# csj food



## cooperman (Oct 26, 2010)

hi, was going to try our two loons on csj complete food and wondered if anyone had come across it?


----------



## Gingernutter (Dec 4, 2011)

I know this an old thread and a bit late however for info only I started Mylo on CSJ food last week and it's been brilliant. 1st time in ages that he has been regular to toilet and his poops are solid and pretty much oderless. He eats every meal I put down which is also a rare sight. The cost is great too, I paid £17 for 15 KG including postage. The ingredients all seem to be the right stuff and lots better than some of the "premium" brands I've tried.


----------



## hobbsy1010 (Jun 4, 2011)

River has been on CSJ Little Champ! (Puppy), since she arrived with us.

She had no problems changing over no sickness at all, she had to go straight on to it. We were told she was on a dried food from Spain!!

Her poops are better than the 1st one she did from her previous food.

Raw food seem to be no problem added, but cocked foods dont mix well.

You can get 2 15kg bags delivered for one delivery charge. Order on a Monday usually arrives by Thurs /Friday.

You will probably find you have a local stockist, usually some one who works from home. They have to carry a large range, and give free samples.

Unfortunately they do go out of stock of items at times and you have to order direct , still cheaper than the expensive brands. Brook is on Hi Lost , although he does just as well on a value brand when I forget to order.

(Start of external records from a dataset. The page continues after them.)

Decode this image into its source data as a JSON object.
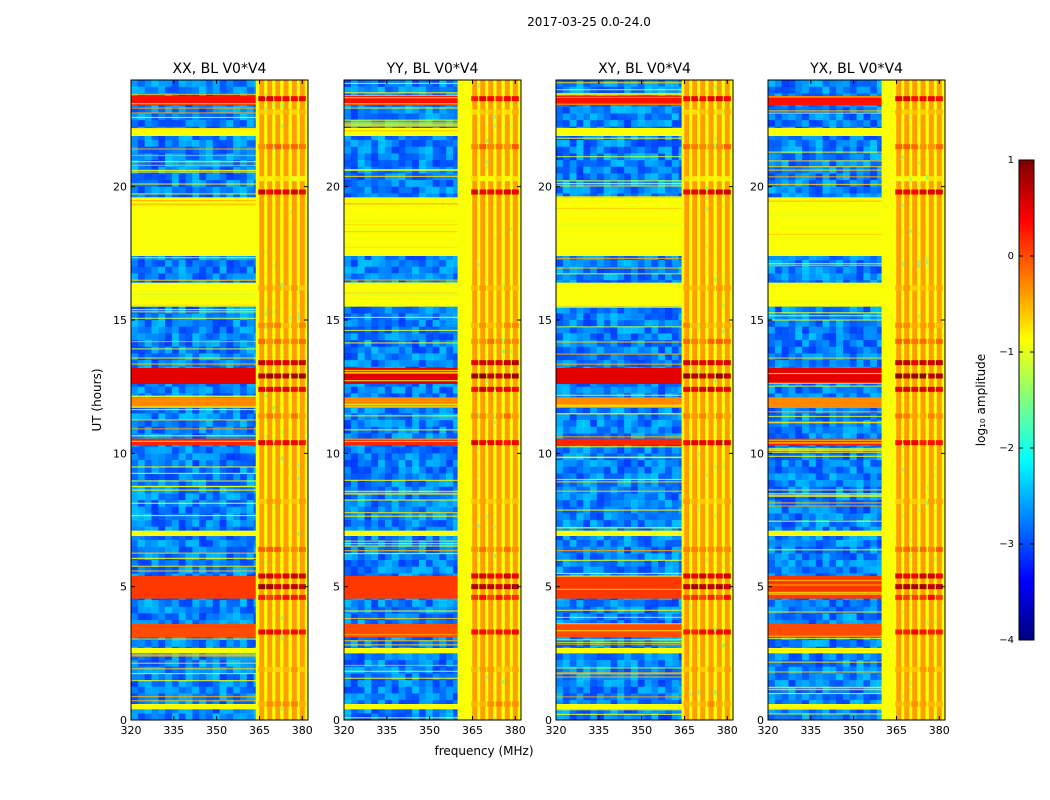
{
  "chart_data": {
    "type": "heatmap",
    "suptitle": "2017-03-25 0.0-24.0",
    "xlabel": "frequency (MHz)",
    "ylabel": "UT (hours)",
    "xlim": [
      320,
      382
    ],
    "ylim": [
      0,
      24
    ],
    "xticks": [
      320,
      335,
      350,
      365,
      380
    ],
    "yticks": [
      0,
      5,
      10,
      15,
      20
    ],
    "panels": [
      {
        "title": "XX, BL V0*V4",
        "rfi_band_start_mhz": 363.7
      },
      {
        "title": "YY, BL V0*V4",
        "rfi_band_start_mhz": 359.8
      },
      {
        "title": "XY, BL V0*V4",
        "rfi_band_start_mhz": 364.0
      },
      {
        "title": "YX, BL V0*V4",
        "rfi_band_start_mhz": 359.8
      }
    ],
    "colorbar": {
      "label": "log₁₀ amplitude",
      "vmin": -4,
      "vmax": 1,
      "ticks": [
        1,
        0,
        -1,
        -2,
        -3,
        -4
      ],
      "tick_labels": [
        "1",
        "0",
        "−1",
        "−2",
        "−3",
        "−4"
      ],
      "colors": [
        "#00007f",
        "#0000ff",
        "#007fff",
        "#00ffff",
        "#7fff7f",
        "#ffff00",
        "#ff7f00",
        "#ff0000",
        "#7f0000"
      ]
    },
    "rfi_channels_mhz": [
      365.8,
      368.6,
      371.4,
      374.3,
      377.2,
      380.0
    ],
    "rfi_time_hours": [
      {
        "t": 23.3,
        "v": 0.4
      },
      {
        "t": 22.8,
        "v": -0.6
      },
      {
        "t": 21.5,
        "v": -0.2
      },
      {
        "t": 20.3,
        "v": -0.8
      },
      {
        "t": 19.8,
        "v": 0.5
      },
      {
        "t": 16.2,
        "v": -0.5
      },
      {
        "t": 14.8,
        "v": -0.4
      },
      {
        "t": 14.2,
        "v": -0.2
      },
      {
        "t": 13.4,
        "v": 0.6
      },
      {
        "t": 12.9,
        "v": 0.8
      },
      {
        "t": 12.4,
        "v": 0.5
      },
      {
        "t": 11.4,
        "v": -0.3
      },
      {
        "t": 10.4,
        "v": 0.4
      },
      {
        "t": 8.2,
        "v": -0.5
      },
      {
        "t": 6.4,
        "v": -0.2
      },
      {
        "t": 5.4,
        "v": 0.5
      },
      {
        "t": 5.0,
        "v": 0.7
      },
      {
        "t": 4.6,
        "v": 0.2
      },
      {
        "t": 3.3,
        "v": 0.3
      },
      {
        "t": 1.9,
        "v": -0.5
      },
      {
        "t": 0.6,
        "v": -0.4
      }
    ],
    "flagged_rows_hours": [
      {
        "t0": 23.05,
        "t1": 23.4,
        "v": 0.3
      },
      {
        "t0": 21.9,
        "t1": 22.2,
        "v": -0.9
      },
      {
        "t0": 17.4,
        "t1": 19.6,
        "v": -0.9
      },
      {
        "t0": 15.5,
        "t1": 16.4,
        "v": -0.9
      },
      {
        "t0": 12.6,
        "t1": 13.2,
        "v": 0.5
      },
      {
        "t0": 11.7,
        "t1": 12.1,
        "v": -0.3
      },
      {
        "t0": 10.3,
        "t1": 10.55,
        "v": 0.2
      },
      {
        "t0": 6.9,
        "t1": 7.1,
        "v": -0.9
      },
      {
        "t0": 4.55,
        "t1": 5.4,
        "v": 0.1
      },
      {
        "t0": 3.1,
        "t1": 3.6,
        "v": 0.0
      },
      {
        "t0": 2.5,
        "t1": 2.7,
        "v": -0.9
      },
      {
        "t0": 0.4,
        "t1": 0.6,
        "v": -0.9
      }
    ],
    "background_level": -2.8
  }
}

http://www.csjk9.com/productcart/pc/viewCategories.asp?pageStyle=p&ProdSort=19&page=2&idCategory=4

Mrs Hobbsy


----------



## cooperman (Oct 26, 2010)

We went ahead with this food after research and are so glad we did. No complaints whatsoever, you are paying quite a lot though at £17. We went on the csj website found a distributor that is approx 8miles from us she sells at £13 for 15kg little champ, try that'll do variety also excellent...


----------



## Gingernutter (Dec 4, 2011)

I'll take a look for the local stockist, thanks for that info. I still can't believe how good the food is and how cheap with it!!


----------



## adrino (Mar 31, 2012)

Hello all! 

We picking up our samples from CSJ tmrrw morning. Im looking forward to see what they have sent since Elza has been having softish poopoos for a while. Originally she was on Royal Canine but at 8 1/2 months old she already had colitis 3 times so I figured she needs a hypoallergenic food or one for sensitive digestive system. She had to have a special dry kibble from the Vet for a while then I put her on James Wellbeloved fish&rice. 
She started to have wind again... :-\ but seems happy to eat that compared to RC. Her poopoos slowly getting better but still not the same as they were 2-3 months ago. 

Which CSJ food you all use or suggest to use? There are some herbs too to purchase. Have you tried any of it?


----------



## Gingernutter (Dec 4, 2011)

Mylo is on adult champ and no problems. I got a few samples of the stockist with my last order and he really liked the tripe kibble, they didn't smell either really. He wasn't fussed with the herb ones at all really.


----------